151.506 UE Entwerfen 3
Julian Brües, Franziska Hederer, Alex Lehnerer
Studio Rechbauer [ATDG092], Alte Technik
Einführung am Mittwoch, 01.10.2025, 10:00 Uhr

Konstruktiv betrachtet bezeichnet der Austausch in der Architektur die gegenseitige Übertragung, Weitergabe oder Umwandlung von Kräften, Energien oder Bedeutungen zwischen Bauteilen. Gewissermaßen handelt er von der Tektonik eines Gebäudes und damit von der gegenseitigen Bedingung der Bauteile zueinander. 

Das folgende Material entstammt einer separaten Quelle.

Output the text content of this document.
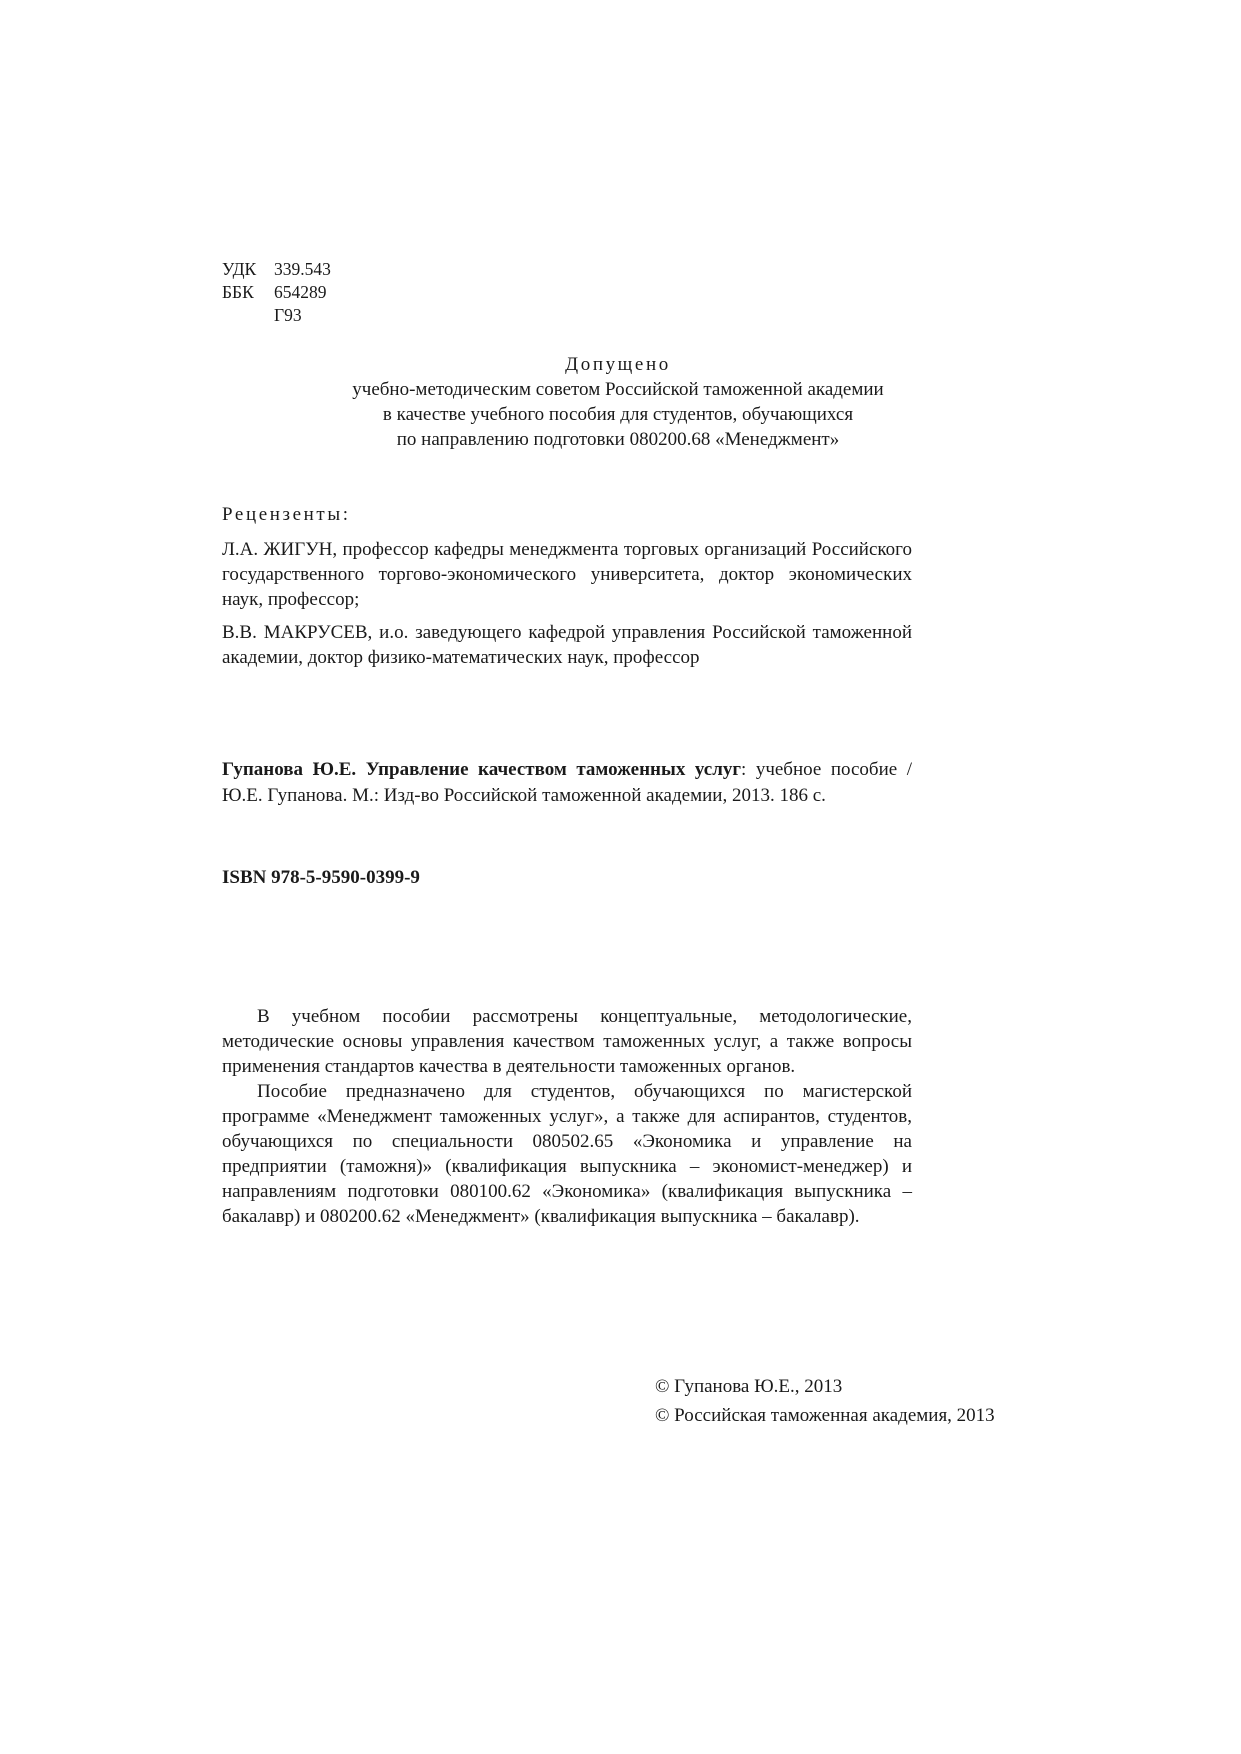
УДК 339.543
ББК 654289
Г93
Допущено
учебно-методическим советом Российской таможенной академии
в качестве учебного пособия для студентов, обучающихся
по направлению подготовки 080200.68 «Менеджмент»
Рецензенты:

Л.А. ЖИГУН, профессор кафедры менеджмента торговых организаций Российского государственного торгово-экономического университета, доктор экономических наук, профессор;

В.В. МАКРУСЕВ, и.о. заведующего кафедрой управления Российской таможенной академии, доктор физико-математических наук, профессор

Гупанова Ю.Е. Управление качеством таможенных услуг: учебное пособие / Ю.Е. Гупанова. М.: Изд-во Российской таможенной академии, 2013. 186 с.
ISBN 978-5-9590-0399-9

В учебном пособии рассмотрены концептуальные, методологические, методические основы управления качеством таможенных услуг, а также вопросы применения стандартов качества в деятельности таможенных органов.

Пособие предназначено для студентов, обучающихся по магистерской программе «Менеджмент таможенных услуг», а также для аспирантов, студентов, обучающихся по специальности 080502.65 «Экономика и управление на предприятии (таможня)» (квалификация выпускника – экономист-менеджер) и направлениям подготовки 080100.62 «Экономика» (квалификация выпускника – бакалавр) и 080200.62 «Менеджмент» (квалификация выпускника – бакалавр).

© Гупанова Ю.Е., 2013
© Российская таможенная академия, 2013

Der unmögliche Tausch beschreibt Prozesse in denen Architektur nicht nur statisch „trägt“, sondern als vermittelnde Instanz zwischen konstruktiven und ästhetischen Gegensätzen wirksam wird. Kunst- und Kernform führen dabei eine stille Unterhaltung. Auf der einen Seite die Kunstform, deren erklärtes Ziel es ist, die Gestalt eines Hauses zum Ausdruck zu bringen. Auf der anderen Seite die Kernform der Statik und der Konstruktion, welche das Haus davor bewahrt nicht einzustürzen oder davon zu fliegen.   

Unsere Seh- und Lesgewohnheiten werden durch den unmöglichen Tausch auf die Probe gestellt. Wir lassen uns ein auf das geheimnisvolle Verhältnis zwischen der Fügbarkeit und der Anschaubarkeit der Dinge und finden heraus, dass nicht alles was sich technisch-konstruktiv bauen lässt und vielleicht nützlich sein mag, von uns als angenehm oder sogar schön – und umgekehrt – empfunden wird.    

Wir entwerfen Häuser, welche die Konsequenzen, die fatalen ebenso wie die günstigen oder glücklichen, des unmöglichen Tauschs erforschen. Architektonisch folgen sie dem Dualitätsprinzip geregelter Gegensätze, wie zum Beispiel dem Harten und dem Weichen, die miteinander einen Balanceakt vollziehen in dem nichts austauschbar erscheint.

Getauscht werden nicht nur Bauteile wie ein Unterzug, eine Stütze, eine Tür oder ein Fenster, sondern auch Räume, Materialien und ganze Häuser. Wir widmen uns in dieser Unmöglichkeit einem Gestaltungsproblem, dem wir situativ ebenso wie strukturell begegnen. Alles besteht im Spiel der Dualität und dem Fluss des Wechsels. Diese Momente des Übergangs, in denen Kräfte, Materialien, Räume oder Bedeutungen von einem Träger zum anderen übergehen, machen wir mit architektonischen Mitteln sichtbar, erlebbar und sinnlich erfahrbar.    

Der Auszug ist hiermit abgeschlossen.